Tiepolo, The Triumph of Virtue and Nobility Over Ignorance, 1740s. Norton Simon Museum
• Not a few masterpieces now at the Norton Simon Museum or the Met (via the Wrightsmans) were also offered to Getty. He passed on the Simon's great Tiepolo ceiling painting (Getty said he didn't care much for Tiepolo). Getty's curators didn't dare pitch the Zurburan Still Life With Lemons, knowing it would be too expensive. 

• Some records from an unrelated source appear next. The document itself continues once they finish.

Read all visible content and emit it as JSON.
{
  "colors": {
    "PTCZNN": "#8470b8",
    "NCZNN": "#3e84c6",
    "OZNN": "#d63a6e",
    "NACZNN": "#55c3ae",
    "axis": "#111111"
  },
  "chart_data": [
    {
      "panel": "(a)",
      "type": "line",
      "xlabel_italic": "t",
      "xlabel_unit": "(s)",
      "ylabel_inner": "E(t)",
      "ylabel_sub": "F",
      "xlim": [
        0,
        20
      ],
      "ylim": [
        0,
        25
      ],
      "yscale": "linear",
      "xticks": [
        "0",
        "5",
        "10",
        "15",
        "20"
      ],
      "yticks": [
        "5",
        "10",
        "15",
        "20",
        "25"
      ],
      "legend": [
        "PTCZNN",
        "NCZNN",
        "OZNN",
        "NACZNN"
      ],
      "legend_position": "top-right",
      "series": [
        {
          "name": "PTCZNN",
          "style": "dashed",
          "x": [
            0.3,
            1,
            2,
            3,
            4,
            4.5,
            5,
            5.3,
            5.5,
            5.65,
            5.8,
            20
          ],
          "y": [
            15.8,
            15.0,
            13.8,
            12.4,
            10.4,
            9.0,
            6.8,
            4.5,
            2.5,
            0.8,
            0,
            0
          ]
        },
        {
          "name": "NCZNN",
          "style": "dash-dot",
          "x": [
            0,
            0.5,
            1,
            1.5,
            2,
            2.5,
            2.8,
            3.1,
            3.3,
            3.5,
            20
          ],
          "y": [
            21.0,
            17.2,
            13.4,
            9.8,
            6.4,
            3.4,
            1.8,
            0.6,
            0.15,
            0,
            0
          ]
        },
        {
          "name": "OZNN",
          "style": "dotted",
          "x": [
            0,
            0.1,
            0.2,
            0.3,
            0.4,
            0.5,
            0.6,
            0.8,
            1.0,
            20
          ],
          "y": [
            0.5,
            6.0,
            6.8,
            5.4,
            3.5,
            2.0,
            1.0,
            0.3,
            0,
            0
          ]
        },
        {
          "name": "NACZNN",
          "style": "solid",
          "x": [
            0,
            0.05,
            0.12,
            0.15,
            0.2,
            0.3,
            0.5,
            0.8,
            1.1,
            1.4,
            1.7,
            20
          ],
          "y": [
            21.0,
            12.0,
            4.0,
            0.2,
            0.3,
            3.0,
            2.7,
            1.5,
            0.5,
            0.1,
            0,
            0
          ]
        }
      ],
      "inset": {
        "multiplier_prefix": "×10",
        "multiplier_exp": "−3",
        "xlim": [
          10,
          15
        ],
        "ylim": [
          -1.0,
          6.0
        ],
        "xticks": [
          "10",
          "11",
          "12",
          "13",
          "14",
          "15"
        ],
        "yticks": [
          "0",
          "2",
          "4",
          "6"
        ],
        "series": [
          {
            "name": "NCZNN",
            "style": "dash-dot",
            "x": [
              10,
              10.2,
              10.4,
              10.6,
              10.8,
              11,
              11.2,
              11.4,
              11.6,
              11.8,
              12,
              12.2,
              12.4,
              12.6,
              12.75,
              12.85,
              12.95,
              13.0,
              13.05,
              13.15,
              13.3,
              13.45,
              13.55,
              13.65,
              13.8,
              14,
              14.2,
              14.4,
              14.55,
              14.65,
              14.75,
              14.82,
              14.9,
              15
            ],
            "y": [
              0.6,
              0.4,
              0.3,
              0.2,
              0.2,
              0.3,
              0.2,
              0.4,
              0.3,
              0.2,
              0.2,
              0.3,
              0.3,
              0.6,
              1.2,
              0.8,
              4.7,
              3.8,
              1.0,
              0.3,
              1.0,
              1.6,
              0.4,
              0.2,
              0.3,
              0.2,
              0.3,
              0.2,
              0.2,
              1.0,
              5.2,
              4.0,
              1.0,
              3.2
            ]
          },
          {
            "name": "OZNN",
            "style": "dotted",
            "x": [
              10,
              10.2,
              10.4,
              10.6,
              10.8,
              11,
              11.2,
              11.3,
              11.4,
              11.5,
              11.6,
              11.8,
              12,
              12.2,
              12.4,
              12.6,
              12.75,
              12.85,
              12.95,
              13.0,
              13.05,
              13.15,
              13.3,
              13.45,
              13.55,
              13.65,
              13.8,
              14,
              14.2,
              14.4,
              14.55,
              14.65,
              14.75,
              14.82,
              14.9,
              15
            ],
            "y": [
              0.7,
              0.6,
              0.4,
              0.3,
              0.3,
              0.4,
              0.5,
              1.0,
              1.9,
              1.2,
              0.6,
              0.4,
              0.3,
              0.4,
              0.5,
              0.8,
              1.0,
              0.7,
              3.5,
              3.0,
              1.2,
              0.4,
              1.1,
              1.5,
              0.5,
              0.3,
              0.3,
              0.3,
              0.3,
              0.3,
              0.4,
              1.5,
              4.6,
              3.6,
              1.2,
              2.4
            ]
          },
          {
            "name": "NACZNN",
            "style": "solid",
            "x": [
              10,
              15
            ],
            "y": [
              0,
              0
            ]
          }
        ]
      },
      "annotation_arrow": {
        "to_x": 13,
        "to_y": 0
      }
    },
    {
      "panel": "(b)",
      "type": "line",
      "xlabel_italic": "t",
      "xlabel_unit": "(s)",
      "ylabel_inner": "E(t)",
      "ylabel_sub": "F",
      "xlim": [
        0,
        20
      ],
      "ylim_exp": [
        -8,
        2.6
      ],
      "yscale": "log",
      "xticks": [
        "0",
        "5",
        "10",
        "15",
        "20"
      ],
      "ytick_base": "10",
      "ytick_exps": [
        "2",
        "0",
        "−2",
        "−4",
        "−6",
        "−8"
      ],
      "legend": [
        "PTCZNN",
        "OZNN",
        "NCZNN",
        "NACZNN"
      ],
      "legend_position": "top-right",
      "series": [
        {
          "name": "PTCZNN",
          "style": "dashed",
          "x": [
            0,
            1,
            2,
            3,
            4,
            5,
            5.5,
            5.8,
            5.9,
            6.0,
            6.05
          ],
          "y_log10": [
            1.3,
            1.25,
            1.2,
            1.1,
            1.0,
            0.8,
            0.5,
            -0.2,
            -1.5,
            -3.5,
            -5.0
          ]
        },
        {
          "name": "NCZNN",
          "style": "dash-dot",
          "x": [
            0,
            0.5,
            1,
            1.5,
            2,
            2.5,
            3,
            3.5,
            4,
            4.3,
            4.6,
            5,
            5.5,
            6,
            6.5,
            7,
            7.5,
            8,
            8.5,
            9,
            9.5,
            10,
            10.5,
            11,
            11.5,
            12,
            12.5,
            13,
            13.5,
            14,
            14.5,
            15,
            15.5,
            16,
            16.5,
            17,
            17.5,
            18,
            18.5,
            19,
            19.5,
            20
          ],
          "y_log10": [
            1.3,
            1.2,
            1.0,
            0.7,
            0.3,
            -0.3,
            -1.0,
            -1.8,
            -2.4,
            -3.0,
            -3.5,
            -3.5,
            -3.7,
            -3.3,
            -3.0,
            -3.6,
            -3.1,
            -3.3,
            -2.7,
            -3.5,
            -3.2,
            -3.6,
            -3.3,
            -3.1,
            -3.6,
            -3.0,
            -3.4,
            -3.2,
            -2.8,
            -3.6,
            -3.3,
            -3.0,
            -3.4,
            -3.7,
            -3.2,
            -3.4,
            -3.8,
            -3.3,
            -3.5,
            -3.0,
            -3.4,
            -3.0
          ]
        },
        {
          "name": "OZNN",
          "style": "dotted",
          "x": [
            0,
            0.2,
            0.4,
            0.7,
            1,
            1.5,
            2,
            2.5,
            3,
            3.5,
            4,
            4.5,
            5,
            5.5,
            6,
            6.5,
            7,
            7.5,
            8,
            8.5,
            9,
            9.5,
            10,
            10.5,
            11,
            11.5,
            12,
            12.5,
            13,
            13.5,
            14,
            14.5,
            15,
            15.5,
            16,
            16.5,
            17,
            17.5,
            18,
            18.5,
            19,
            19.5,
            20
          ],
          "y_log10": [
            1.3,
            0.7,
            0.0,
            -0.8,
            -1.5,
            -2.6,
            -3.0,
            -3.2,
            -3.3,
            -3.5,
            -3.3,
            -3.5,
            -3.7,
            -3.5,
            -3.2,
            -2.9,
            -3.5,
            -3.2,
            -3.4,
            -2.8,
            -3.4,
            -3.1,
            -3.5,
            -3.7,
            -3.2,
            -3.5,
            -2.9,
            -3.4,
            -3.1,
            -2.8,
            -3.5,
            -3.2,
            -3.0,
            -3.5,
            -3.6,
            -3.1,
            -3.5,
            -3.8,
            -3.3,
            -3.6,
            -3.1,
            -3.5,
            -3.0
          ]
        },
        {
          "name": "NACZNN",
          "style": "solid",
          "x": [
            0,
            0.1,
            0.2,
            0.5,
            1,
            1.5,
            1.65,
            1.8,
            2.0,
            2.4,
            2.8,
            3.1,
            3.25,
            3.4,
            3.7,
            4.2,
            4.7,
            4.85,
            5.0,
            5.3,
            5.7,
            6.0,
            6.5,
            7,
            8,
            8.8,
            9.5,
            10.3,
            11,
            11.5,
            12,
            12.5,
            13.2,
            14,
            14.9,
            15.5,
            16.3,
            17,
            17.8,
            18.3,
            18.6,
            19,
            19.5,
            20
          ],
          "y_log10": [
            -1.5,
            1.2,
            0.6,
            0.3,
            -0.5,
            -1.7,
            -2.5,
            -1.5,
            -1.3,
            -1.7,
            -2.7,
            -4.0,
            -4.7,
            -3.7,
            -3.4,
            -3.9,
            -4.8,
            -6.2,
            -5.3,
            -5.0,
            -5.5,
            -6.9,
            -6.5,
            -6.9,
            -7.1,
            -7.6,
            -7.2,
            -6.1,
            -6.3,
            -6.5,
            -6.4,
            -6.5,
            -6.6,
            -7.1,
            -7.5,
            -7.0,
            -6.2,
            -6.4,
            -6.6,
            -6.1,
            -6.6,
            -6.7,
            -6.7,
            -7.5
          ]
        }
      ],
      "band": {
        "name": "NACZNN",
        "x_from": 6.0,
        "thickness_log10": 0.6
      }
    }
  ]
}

Later Norton Simon hinted that he might willing to sell his entire art collection to the Getty, at the right price. Fredericksen was assigned to set a fair price for the Simon collection. His estimate was $231.5 million. "I cannot say whether it was the apathy of the trustees or the reluctance of Norton Simon that ultimately defeated the idea. I do know that [Otto] Wittmann was opposed, because while discussions were still under way he told me he thought the Simon collection was overrated, and not the sort of thing we should be buying."
Jacopo Bassano, The Flight Into Egypt, about 1544-45. Norton Simon Museum
• Fredericksen brutally sums up Getty's collecting (and his own directorship) this way. In 1969 Norton Simon bought "one of the most beautiful Venetian paintings to enter an American collection," Bassano's The Flight Into Egypt. Simon's price, nearly $400,000, was way out of Getty's cheapskate league. Writes Fredericksen: 

"We were pathetic bunglers by comparison: an old man with less than a decade to live, whose inability to spend his hard-won resources prevented him from living up to his vaguely perceived goals [Getty]; a middle-aged scholar who was allowing his need for money to corrupt his best principles [Zeri]; and an inexperienced and under-qualified curator who was only gradually coming to understand the issues involved and was incapable of resolving them [Fredericksen himself]."

Comments

Anonymous said…
Here is a panel discussion with Fredericksen himself. He's joined by two other associates of Mr. Getty who were there at the beginning:

https://www.youtube.com/watch?v=4D6Ti0-Sx30&t=3035s

There's also this lecture which documents how William Randolph Hearst influenced Mr. Getty's collecting:

https://www.youtube.com/watch?v=3bbkUebHXN4

Hearst Castle historian Victoria Kastner presented the lecture at the Getty. If you don't want to watch the entire lecture, skip to this part on Mr. Getty's first visit to San Simeon: https://youtu.be/3bbkUebHXN4?t=1873

The statue (Hope Athena) mentioned therein is now at LACMA (a gift of Mr. Hearst).